The Dome, Brighton, Sunday 28 May 2017

Clearly somebody decided to end this year’s Brighton Festival with a bang. The works chosen, by Copland and Adams, must be some of the loudest classical music available and were almost too loud within the relative limits of The Dome.

Copland’s Fanfare for the Common Man is very familiar but rarer live so that its raw edge and bombast strike somewhat uncomfortably, particularly when the brass is not fully coordinated at the start. The composer’s Lincoln Portrait followed. An equally crowd pleasing work, the orchestral sections from the Britten Sinfonia were well handled by conductor Diego Masson, but the text from Maryann Plunkett, despite being amplified, was often inaudible.

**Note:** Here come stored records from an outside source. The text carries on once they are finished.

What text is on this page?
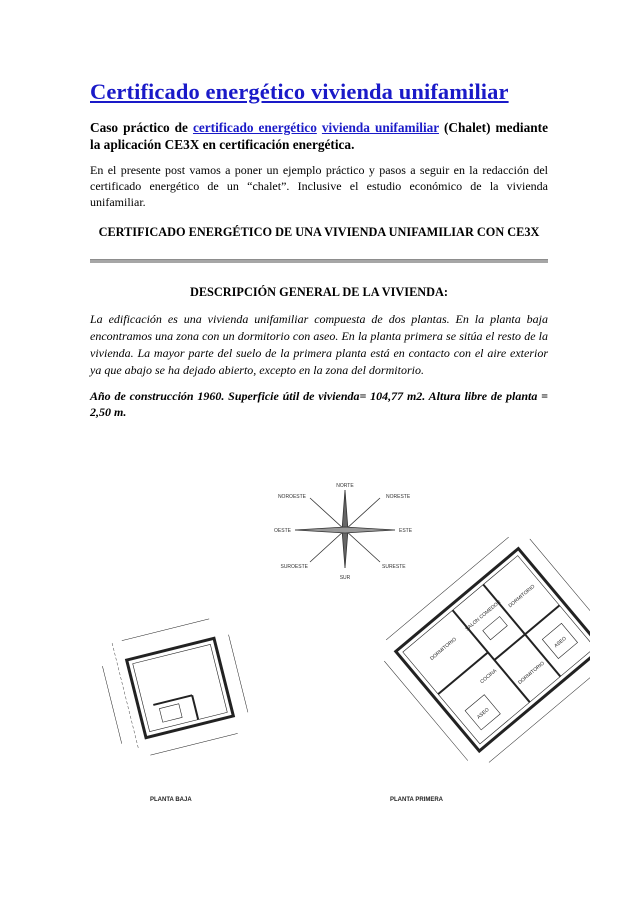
Certificado energético vivienda unifamiliar

Caso práctico de certificado energético vivienda unifamiliar (Chalet) mediante la aplicación CE3X en certificación energética.

En el presente post vamos a poner un ejemplo práctico y pasos a seguir en la redacción del certificado energético de un “chalet”. Inclusive el estudio económico de la vivienda unifamiliar.

CERTIFICADO ENERGÉTICO DE UNA VIVIENDA UNIFAMILIAR CON CE3X

DESCRIPCIÓN GENERAL DE LA VIVIENDA:

La edificación es una vivienda unifamiliar compuesta de dos plantas. En la planta baja encontramos una zona con un dormitorio con aseo. En la planta primera se sitúa el resto de la vivienda. La mayor parte del suelo de la primera planta está en contacto con el aire exterior ya que abajo se ha dejado abierto, excepto en la zona del dormitorio.

Año de construcción 1960. Superficie útil de vivienda= 104,77 m2. Altura libre de planta = 2,50 m.

NORTE
NORESTE
ESTE
SURESTE
SUR
SUROESTE
OESTE
NOROESTE
SALON COMEDOR
DORMITORIO
DORMITORIO
DORMITORIO
COCINA
ASEO
ASEO
PLANTA BAJA	PLANTA PRIMERA
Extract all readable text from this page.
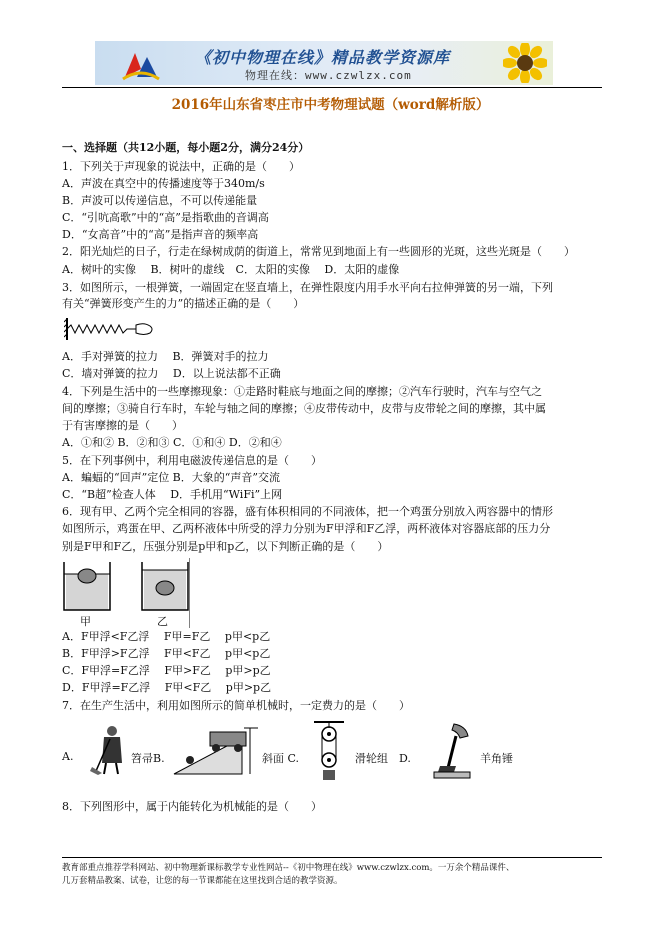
《初中物理在线》精品教学资源库
物理在线：www.czwlzx.com
2016年山东省枣庄市中考物理试题（word解析版）
一、选择题（共12小题，每小题2分，满分24分）
1．下列关于声现象的说法中，正确的是（　　）
A．声波在真空中的传播速度等于340m/s
B．声波可以传递信息，不可以传递能量
C．“引吭高歌”中的“高”是指歌曲的音调高
D．“女高音”中的“高”是指声音的频率高
2．阳光灿烂的日子，行走在绿树成荫的街道上，常常见到地面上有一些圆形的光斑，这些光斑是（　　）
A．树叶的实像　 B．树叶的虚线　C．太阳的实像　 D．太阳的虚像
3．如图所示，一根弹簧，一端固定在竖直墙上，在弹性限度内用手水平向右拉伸弹簧的另一端，下列
有关“弹簧形变产生的力”的描述正确的是（　　）
A．手对弹簧的拉力　 B．弹簧对手的拉力
C．墙对弹簧的拉力　 D．以上说法都不正确
4．下列是生活中的一些摩擦现象：①走路时鞋底与地面之间的摩擦；②汽车行驶时，汽车与空气之
间的摩擦；③骑自行车时，车轮与轴之间的摩擦；④皮带传动中，皮带与皮带轮之间的摩擦，其中属
于有害摩擦的是（　　）
A．①和② B．②和③ C．①和④ D．②和④
5．在下列事例中，利用电磁波传递信息的是（　　）
A．蝙蝠的“回声”定位 B．大象的“声音”交流
C．“B超”检查人体　 D．手机用“WiFi”上网
6．现有甲、乙两个完全相同的容器，盛有体积相同的不同液体，把一个鸡蛋分别放入两容器中的情形
如图所示，鸡蛋在甲、乙两杯液体中所受的浮力分别为F甲浮和F乙浮，两杯液体对容器底部的压力分
别是F甲和F乙，压强分别是p甲和p乙，以下判断正确的是（　　）
甲	乙
A．F甲浮<F乙浮　 F甲=F乙　 p甲<p乙
B．F甲浮>F乙浮　 F甲<F乙　 p甲<p乙
C．F甲浮=F乙浮　 F甲>F乙　 p甲>p乙
D．F甲浮=F乙浮　 F甲<F乙　 p甲>p乙
7．在生产生活中，利用如图所示的简单机械时，一定费力的是（　　）
A.	笤帚B.	斜面 C.	滑轮组　D.	羊角锤
8．下列图形中，属于内能转化为机械能的是（　　）
教育部重点推荐学科网站、初中物理新课标教学专业性网站--《初中物理在线》www.czwlzx.com。一万余个精品课件、
几万套精品教案、试卷，让您的每一节课都能在这里找到合适的教学资源。
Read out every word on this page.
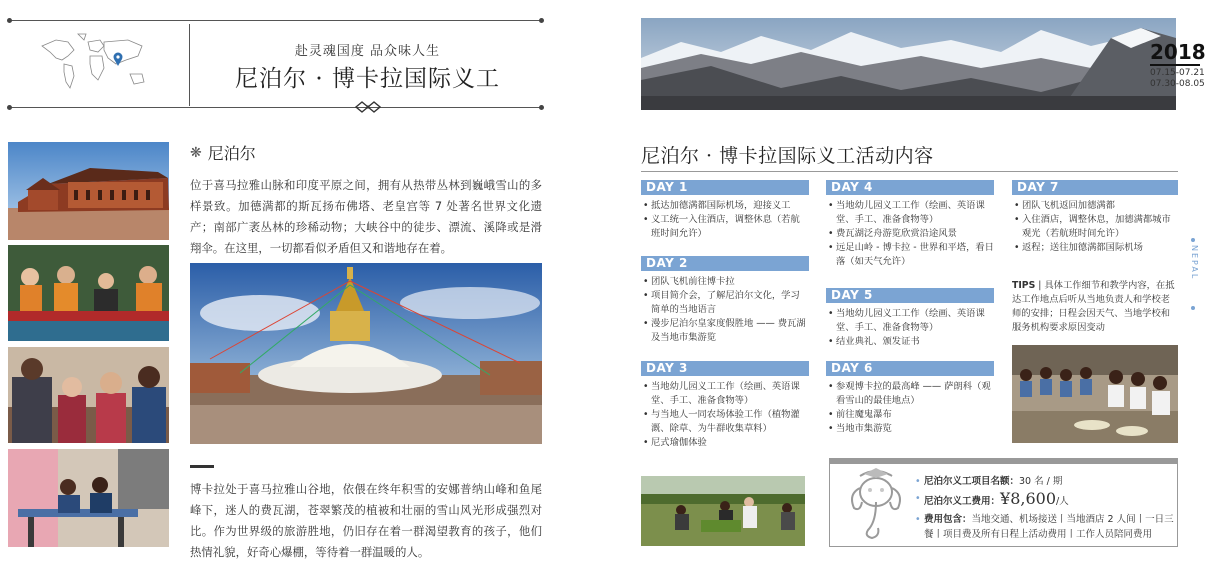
赴灵魂国度 品众味人生
尼泊尔 · 博卡拉国际义工
❋ 尼泊尔
位于喜马拉雅山脉和印度平原之间，拥有从热带丛林到巍峨雪山的多样景致。加德满都的斯瓦扬布佛塔、老皇宫等 7 处著名世界文化遗产；南部广袤丛林的珍稀动物；大峡谷中的徒步、漂流、溪降或是滑翔伞。在这里，一切都看似矛盾但又和谐地存在着。
博卡拉处于喜马拉雅山谷地，依偎在终年积雪的安娜普纳山峰和鱼尾峰下，迷人的费瓦湖，苍翠繁茂的植被和壮丽的雪山风光形成强烈对比。作为世界级的旅游胜地，仍旧存在着一群渴望教育的孩子，他们热情礼貌，好奇心爆棚，等待着一群温暖的人。
2018
07.15-07.21
07.30-08.05
尼泊尔 · 博卡拉国际义工活动内容
DAY 1
• 抵达加德满都国际机场，迎接义工
• 义工统一入住酒店，调整休息（若航班时间允许）
DAY 2
• 团队飞机前往博卡拉
• 项目简介会，了解尼泊尔文化，学习简单的当地语言
• 漫步尼泊尔皇家度假胜地 —— 费瓦湖及当地市集游览
DAY 3
• 当地幼儿园义工工作（绘画、英语课堂、手工、准备食物等）
• 与当地人一同农场体验工作（植物灌溉、除草、为牛群收集草料）
• 尼式瑜伽体验
DAY 4
• 当地幼儿园义工工作（绘画、英语课堂、手工、准备食物等）
• 费瓦湖泛舟游览欣赏沿途风景
• 远足山岭 - 博卡拉 - 世界和平塔，看日落（如天气允许）
DAY 5
• 当地幼儿园义工工作（绘画、英语课堂、手工、准备食物等）
• 结业典礼、颁发证书
DAY 6
• 参观博卡拉的最高峰 —— 萨朗科（观看雪山的最佳地点）
• 前往魔鬼瀑布
• 当地市集游览
DAY 7
• 团队飞机返回加德满都
• 入住酒店，调整休息，加德满都城市观光（若航班时间允许）
• 返程；送往加德满都国际机场
TIPS | 具体工作细节和教学内容，在抵达工作地点后听从当地负责人和学校老师的安排；日程会因天气、当地学校和服务机构要求原因变动
NEPAL
• 尼泊尔义工项目名额：30 名 / 期
• 尼泊尔义工费用：¥8,600/人
• 费用包含：当地交通、机场接送丨当地酒店 2 人间丨一日三餐丨项目费及所有日程上活动费用丨工作人员陪同费用
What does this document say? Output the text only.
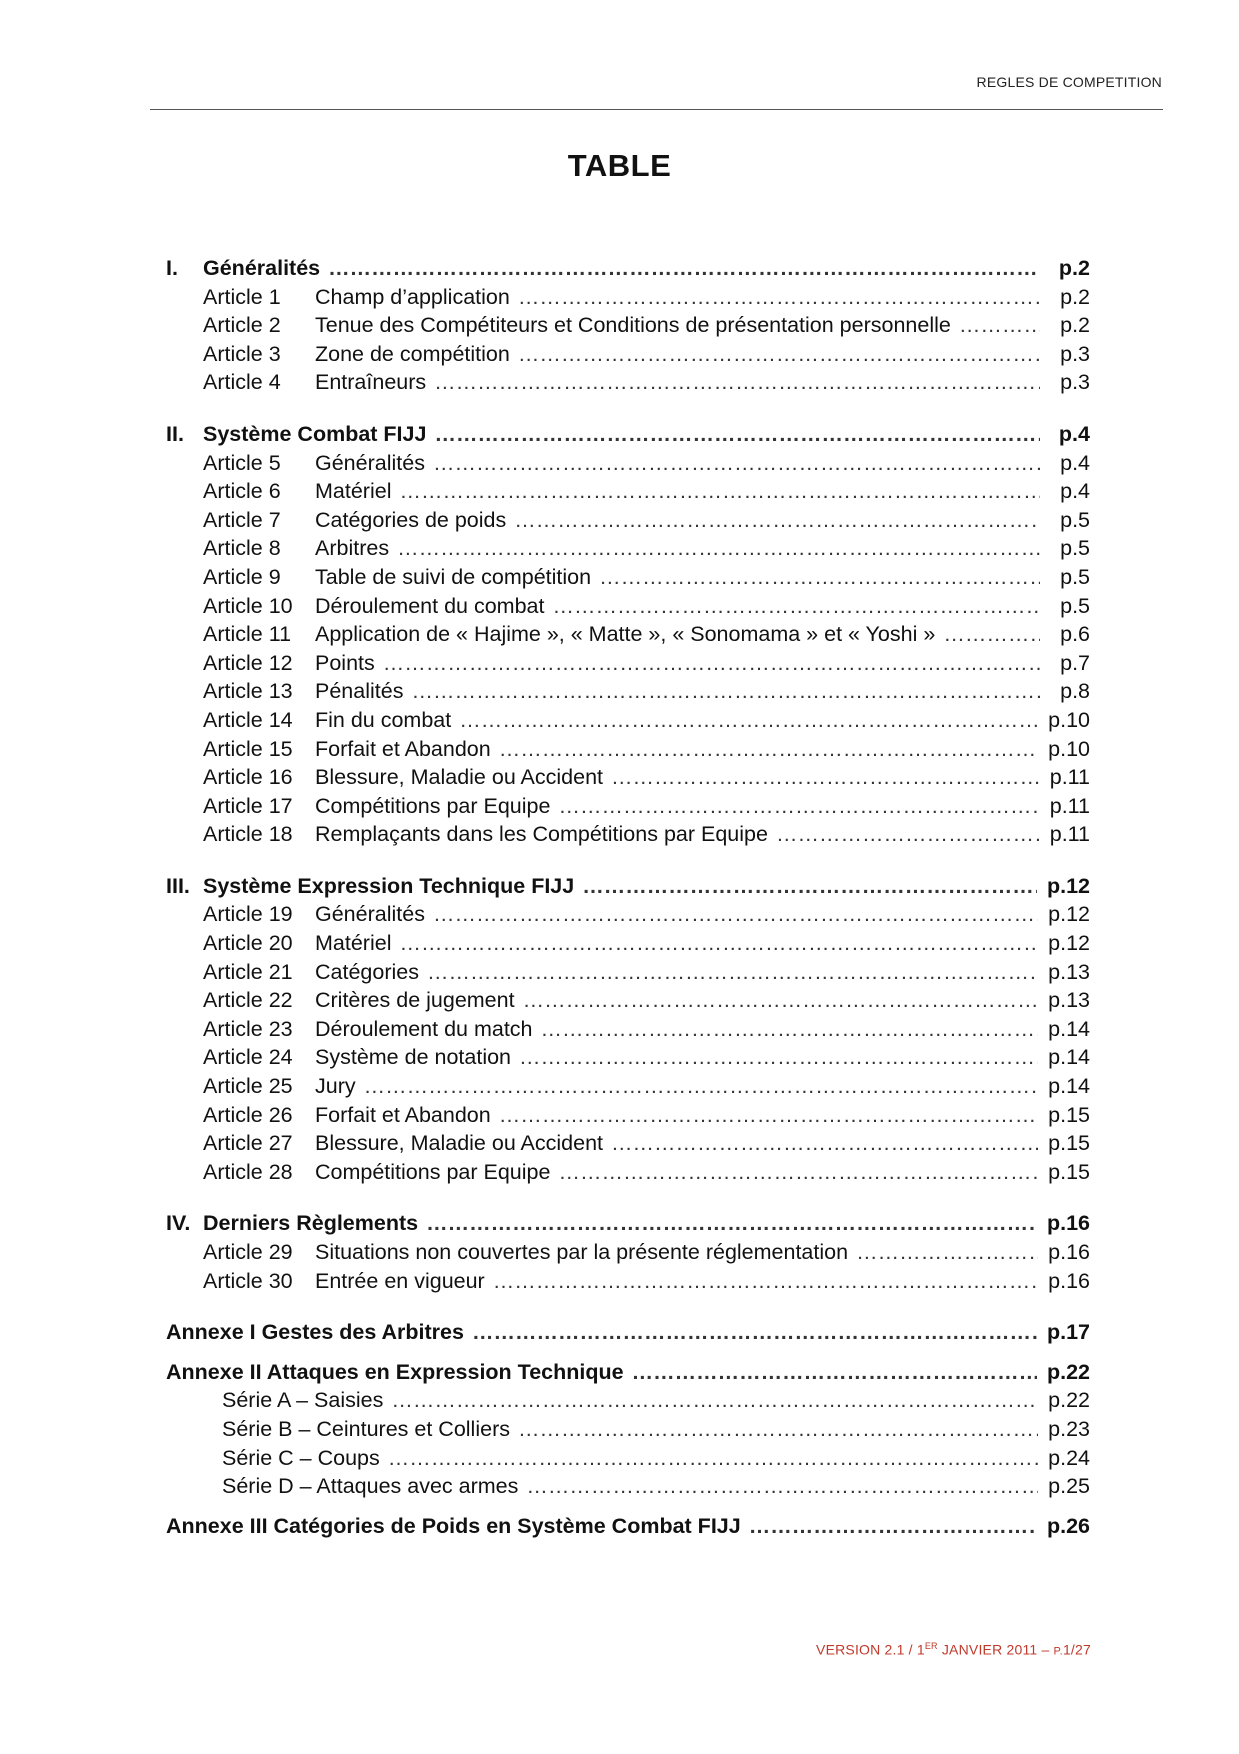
REGLES DE COMPETITION
TABLE
I.	Généralités ……………………………………………………………………………………………………………………………………………………………………………………………………………	p.2
Article 1	Champ d’application ……………………………………………………………………………………………………………………………………………………………………………………………………………	p.2
Article 2	Tenue des Compétiteurs et Conditions de présentation personnelle ……………………………………………………………………………………………………………………………………………………………………………………………………………	p.2
Article 3	Zone de compétition ……………………………………………………………………………………………………………………………………………………………………………………………………………	p.3
Article 4	Entraîneurs ……………………………………………………………………………………………………………………………………………………………………………………………………………	p.3
II. Système Combat FIJJ ……………………………………………………………………………………………………………………………………………………………………………………………………………	p.4
Article 5	Généralités ……………………………………………………………………………………………………………………………………………………………………………………………………………	p.4
Article 6	Matériel ……………………………………………………………………………………………………………………………………………………………………………………………………………	p.4
Article 7	Catégories de poids ……………………………………………………………………………………………………………………………………………………………………………………………………………	p.5
Article 8	Arbitres ……………………………………………………………………………………………………………………………………………………………………………………………………………	p.5
Article 9	Table de suivi de compétition ……………………………………………………………………………………………………………………………………………………………………………………………………………	p.5
Article 10	Déroulement du combat ……………………………………………………………………………………………………………………………………………………………………………………………………………	p.5
Article 11	Application de « Hajime », « Matte », « Sonomama » et « Yoshi » ……………………………………………………………………………………………………………………………………………………………………………………………………………	p.6
Article 12	Points ……………………………………………………………………………………………………………………………………………………………………………………………………………	p.7
Article 13	Pénalités ……………………………………………………………………………………………………………………………………………………………………………………………………………	p.8
Article 14	Fin du combat ……………………………………………………………………………………………………………………………………………………………………………………………………………	p.10
Article 15	Forfait et Abandon ……………………………………………………………………………………………………………………………………………………………………………………………………………	p.10
Article 16	Blessure, Maladie ou Accident ……………………………………………………………………………………………………………………………………………………………………………………………………………	p.11
Article 17	Compétitions par Equipe ……………………………………………………………………………………………………………………………………………………………………………………………………………	p.11
Article 18	Remplaçants dans les Compétitions par Equipe ……………………………………………………………………………………………………………………………………………………………………………………………………………	p.11
III. Système Expression Technique FIJJ ……………………………………………………………………………………………………………………………………………………………………………………………………………	p.12
Article 19	Généralités ……………………………………………………………………………………………………………………………………………………………………………………………………………	p.12
Article 20	Matériel ……………………………………………………………………………………………………………………………………………………………………………………………………………	p.12
Article 21	Catégories ……………………………………………………………………………………………………………………………………………………………………………………………………………	p.13
Article 22	Critères de jugement ……………………………………………………………………………………………………………………………………………………………………………………………………………	p.13
Article 23	Déroulement du match ……………………………………………………………………………………………………………………………………………………………………………………………………………	p.14
Article 24	Système de notation ……………………………………………………………………………………………………………………………………………………………………………………………………………	p.14
Article 25	Jury ……………………………………………………………………………………………………………………………………………………………………………………………………………	p.14
Article 26	Forfait et Abandon ……………………………………………………………………………………………………………………………………………………………………………………………………………	p.15
Article 27	Blessure, Maladie ou Accident ……………………………………………………………………………………………………………………………………………………………………………………………………………	p.15
Article 28	Compétitions par Equipe ……………………………………………………………………………………………………………………………………………………………………………………………………………	p.15
IV. Derniers Règlements ……………………………………………………………………………………………………………………………………………………………………………………………………………	p.16
Article 29	Situations non couvertes par la présente réglementation ……………………………………………………………………………………………………………………………………………………………………………………………………………	p.16
Article 30	Entrée en vigueur ……………………………………………………………………………………………………………………………………………………………………………………………………………	p.16
Annexe I Gestes des Arbitres ……………………………………………………………………………………………………………………………………………………………………………………………………………	p.17
Annexe II Attaques en Expression Technique ……………………………………………………………………………………………………………………………………………………………………………………………………………	p.22
Série A – Saisies ……………………………………………………………………………………………………………………………………………………………………………………………………………	p.22
Série B – Ceintures et Colliers ……………………………………………………………………………………………………………………………………………………………………………………………………………	p.23
Série C – Coups ……………………………………………………………………………………………………………………………………………………………………………………………………………	p.24
Série D – Attaques avec armes ……………………………………………………………………………………………………………………………………………………………………………………………………………	p.25
Annexe III Catégories de Poids en Système Combat FIJJ ……………………………………………………………………………………………………………………………………………………………………………………………………………	p.26
VERSION 2.1 / 1ER JANVIER 2011 – P.1/27
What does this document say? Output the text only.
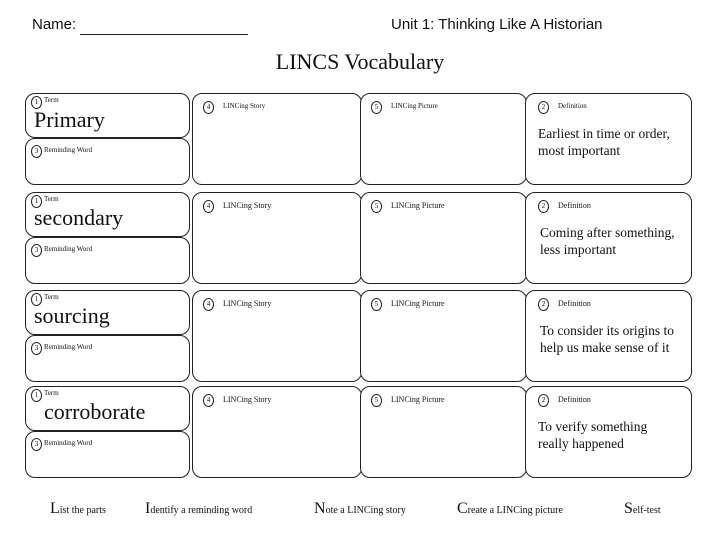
Name:	Unit 1: Thinking Like A Historian
LINCS Vocabulary
1 Term
Primary
3 Reminding Word
4	LINCing Story	5	LINCing Picture	2	Definition
Earliest in time or order,
most important
1 Term
secondary
3 Reminding Word
4	LINCing Story	5	LINCing Picture	2	Definition
Coming after something,
less important
1 Term
sourcing
3 Reminding Word
4	LINCing Story	5	LINCing Picture	2	Definition
To consider its origins to
help us make sense of it
1 Term
corroborate
3 Reminding Word
4	LINCing Story	5	LINCing Picture	2	Definition
To verify something
really happened
List the parts Identify a reminding word	Note a LINCing story	Create a LINCing picture	Self-test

Thankfully the second half fared much better. John Adams Harmonium may be an early excursion into minimalism but it is highly effective. The opening setting of John Donne’s Negative Love is unexpectedly extrovert for so complex a text but full of shifting harmonies which were negotiated with aplomb by Brighton Festival Chorus. The following poems by Emily Dickinson seem more in keeping with Adam’s approach and Wild Nights is particularly successful. The intense sense of sexual tension building, like the storm, to a massive explosion is brilliantly captured and, on this occasion, as well executed. The rapid heart-beats continue in the double basses until the last seconds die away. A fine end, eventually,  to the festival.